Week 2 Non-expectation meditation, pt.2 - Breathing, and using the breath as a focus. Selecting a visual focus from the
environment. Motivation and embracing the discipline of meditation.

Starting a meditation practice is one thing; persevering in that practice in that practice is quite another. Often we are attracted
to what we perceive are the benefits of spiritual practice but are so unaccustommed to sitting still and being intentional about
disciplining the mind, that we gratefully seize any excuse for distraction. Sometimes the ordinary habits of our lives take over
and we neglect our practice unintentionally, just because other things crowd in. Sometimes we feel as though we have failed
because there is no clear result for our efforts, and and become frustrated. Sometimes we simply become bored

Most, if not all, spiritual practitioners have faced these difficulties and therefore motivational teachings are a part of most meditation traditions.  Offered here are four classics - usually referred to as "the four reflections". These may, at first, seem trite and facile, but they are not answers, they are merely tools.
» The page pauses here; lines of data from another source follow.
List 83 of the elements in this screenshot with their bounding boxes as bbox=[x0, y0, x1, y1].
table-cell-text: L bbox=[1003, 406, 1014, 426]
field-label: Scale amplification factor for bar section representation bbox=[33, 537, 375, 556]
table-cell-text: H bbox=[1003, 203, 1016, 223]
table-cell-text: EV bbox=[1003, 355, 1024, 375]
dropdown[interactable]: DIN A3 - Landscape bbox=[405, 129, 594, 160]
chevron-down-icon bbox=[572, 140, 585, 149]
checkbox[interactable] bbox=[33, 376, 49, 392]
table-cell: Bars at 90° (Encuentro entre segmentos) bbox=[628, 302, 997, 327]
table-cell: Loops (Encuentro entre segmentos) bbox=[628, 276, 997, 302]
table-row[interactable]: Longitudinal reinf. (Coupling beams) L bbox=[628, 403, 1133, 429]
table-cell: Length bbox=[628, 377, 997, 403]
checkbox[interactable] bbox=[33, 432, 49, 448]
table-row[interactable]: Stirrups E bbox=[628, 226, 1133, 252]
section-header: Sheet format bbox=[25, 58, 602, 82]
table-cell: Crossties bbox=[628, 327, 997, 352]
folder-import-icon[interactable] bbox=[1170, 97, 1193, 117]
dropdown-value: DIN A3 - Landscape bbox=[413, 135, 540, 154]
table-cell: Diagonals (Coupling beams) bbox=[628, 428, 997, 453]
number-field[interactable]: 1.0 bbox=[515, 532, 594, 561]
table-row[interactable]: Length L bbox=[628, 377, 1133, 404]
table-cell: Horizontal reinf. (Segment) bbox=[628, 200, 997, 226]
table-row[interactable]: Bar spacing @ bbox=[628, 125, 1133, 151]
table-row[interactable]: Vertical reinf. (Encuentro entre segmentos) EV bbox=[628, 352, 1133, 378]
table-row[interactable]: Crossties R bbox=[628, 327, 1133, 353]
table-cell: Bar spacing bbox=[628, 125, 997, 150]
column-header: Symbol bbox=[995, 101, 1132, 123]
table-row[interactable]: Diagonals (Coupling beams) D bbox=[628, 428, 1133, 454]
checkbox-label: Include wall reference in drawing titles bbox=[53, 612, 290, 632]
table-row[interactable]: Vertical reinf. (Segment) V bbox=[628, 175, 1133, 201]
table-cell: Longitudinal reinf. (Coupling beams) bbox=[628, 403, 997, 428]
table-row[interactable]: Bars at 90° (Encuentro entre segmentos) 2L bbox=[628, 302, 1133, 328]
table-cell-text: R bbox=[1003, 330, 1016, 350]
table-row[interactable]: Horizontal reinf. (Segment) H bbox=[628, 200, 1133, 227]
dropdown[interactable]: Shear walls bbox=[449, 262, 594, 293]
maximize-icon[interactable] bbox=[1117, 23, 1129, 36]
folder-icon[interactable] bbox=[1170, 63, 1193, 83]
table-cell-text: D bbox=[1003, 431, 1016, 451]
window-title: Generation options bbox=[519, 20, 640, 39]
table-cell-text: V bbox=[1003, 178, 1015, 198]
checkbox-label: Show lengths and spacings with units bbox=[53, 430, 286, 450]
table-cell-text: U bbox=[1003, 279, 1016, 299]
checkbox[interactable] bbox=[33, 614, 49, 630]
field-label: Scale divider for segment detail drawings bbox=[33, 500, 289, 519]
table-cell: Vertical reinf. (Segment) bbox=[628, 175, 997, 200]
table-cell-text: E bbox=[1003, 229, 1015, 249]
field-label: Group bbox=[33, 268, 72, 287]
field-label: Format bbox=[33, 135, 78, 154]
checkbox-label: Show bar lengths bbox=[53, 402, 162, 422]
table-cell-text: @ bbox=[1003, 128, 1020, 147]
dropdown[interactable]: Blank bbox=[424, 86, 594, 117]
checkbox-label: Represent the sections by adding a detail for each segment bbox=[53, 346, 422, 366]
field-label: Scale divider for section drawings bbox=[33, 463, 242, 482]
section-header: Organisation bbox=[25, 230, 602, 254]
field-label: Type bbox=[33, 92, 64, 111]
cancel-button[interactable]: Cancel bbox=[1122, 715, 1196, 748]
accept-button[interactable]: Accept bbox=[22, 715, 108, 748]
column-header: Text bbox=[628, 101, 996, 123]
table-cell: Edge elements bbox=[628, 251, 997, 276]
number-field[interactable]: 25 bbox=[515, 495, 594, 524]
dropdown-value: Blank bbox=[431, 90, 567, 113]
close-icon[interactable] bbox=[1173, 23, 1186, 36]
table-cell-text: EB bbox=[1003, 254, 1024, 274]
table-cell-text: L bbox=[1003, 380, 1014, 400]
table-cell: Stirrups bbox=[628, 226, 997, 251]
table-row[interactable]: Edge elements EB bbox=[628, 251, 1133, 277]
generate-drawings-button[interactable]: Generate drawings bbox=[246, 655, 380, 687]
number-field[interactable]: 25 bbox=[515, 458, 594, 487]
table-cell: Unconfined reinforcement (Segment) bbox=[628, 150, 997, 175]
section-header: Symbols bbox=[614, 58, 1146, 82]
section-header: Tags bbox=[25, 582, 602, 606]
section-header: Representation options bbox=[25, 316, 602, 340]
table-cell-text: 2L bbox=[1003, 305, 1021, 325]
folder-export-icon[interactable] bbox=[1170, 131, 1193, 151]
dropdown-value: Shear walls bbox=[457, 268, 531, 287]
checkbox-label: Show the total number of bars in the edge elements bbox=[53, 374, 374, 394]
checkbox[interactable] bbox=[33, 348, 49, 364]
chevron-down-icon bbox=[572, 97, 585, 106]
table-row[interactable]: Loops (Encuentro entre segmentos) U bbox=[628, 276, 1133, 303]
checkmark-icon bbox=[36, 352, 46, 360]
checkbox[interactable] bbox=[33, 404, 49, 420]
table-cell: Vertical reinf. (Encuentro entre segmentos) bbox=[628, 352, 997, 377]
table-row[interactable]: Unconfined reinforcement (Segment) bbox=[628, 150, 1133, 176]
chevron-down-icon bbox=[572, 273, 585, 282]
At the final step, the only thing that is an "answer" is your own ability to control yourself and your life.

  1. "Precious Human Birth". This is an exercise in perspective and gratitude. Consider the sheer number of all the living beings in the universe (don't forget the bugs, and bacteria and viruses). Now, reflect on the tiny chance, given that number of being born human. Next of all the human births you might have had (9-10 Billion throughout all history so far), reflect on the supreme privilege of having the intelligence, the leisure and the availability of appropriate teaching to even engage in exploring your spirituality. Bring to mind how rare such an opportunity is, and claim the preciousness of your circumstances as a motivator to persevere.
  2. "The Law of Cause and Effect". Reflect on the history of everything that happens - that any given event is preceded by a series of unacountable events stretching back to the beginning of the universe. Consider the truth in the concepts "as you sow, so shall you reap", and "what goes around, comes around", and "Karma", and that these represent a process that will continue -- that as you behave, your actions will have repurcussions that will return to you. "Cause and effect" is neither good nor bad - it is simply the natural unfolding of consequences. Reflect that your actions will now have consequences in the future. Consider your aspirations for your liberations from this process, for the freedom to step beyond the process and with clarity understand the patterns around you. Let this be a motivation to continue disciplined practice so that you may realize awareness and freedom, not only for the sake of your liberation, but for the liberation of others. Also consider the repurcussions of your abandoning this practice, and whether you are willing to pay that price
  3. "Impermanence and Mortality". Many Christian monastics have traditionally kept a skull in their cells as a support for meditation, and many still are covered in a pall a the time of making life vows, to remind them of the ephemeral nature of Life and the ever-presence of Death. Buddhist monastics likewise sometimes utilize a corpse mediation. Reflect on the inevitability of change, *all* change, and the eventual finality of your own death. Allow this reflection to motivate you to remember what's important - the Material or the Spiritual?
  4. "Weariness with 'this world'". "You can't take it with you" and if you reflect on that - who wants to anyway? Consider how basically unsatisfactory worldly attainments can be - how your deepest longings have not been fulfilled by ambition and striving, by success or possessions or power (in Buddhist terms this is Samsara). Use this reflection to motivate you towards directing your energies towards cultivating those conditions of existance by which one may enjoy peace and wholeness and final liberation.

Focusing on the Breath.

In this practice, the sense of touch, rather than the vision or hearing is used as the focus or support for mediation. Focus your awareness at the front of your nostrils. Give relaxed attention on the inhale and on the exhale. Follow the non-expectation meditation rules for working skillfully with thoughts. Another technique is to count during the breathing as with the "four-fold breath" (again, breathing from the diaphram: inhale for a beat of four, hold for a beat of four, exhale for a beat of four, wait for a beat of four. This should be an easy continuous motion, with no jerking gasps, or straining).

Practice suggestions:

  1. Don't eat first. Lower blood sugar is better for this.
  2. Meditate at the same time each day and in the same place.
  3. Begining with a little ritual such as lighting a candle, burning insense, a simple prayer, and so forth, often helps.
  4. Five or ten minutes per day is more beneficial than one hour once a week.
  5. Be creative about times and places. Stop in a parking lot briefly and meditate in the car. Meditate for just one or two minutes in the bathroom if lack of privacy is an issue.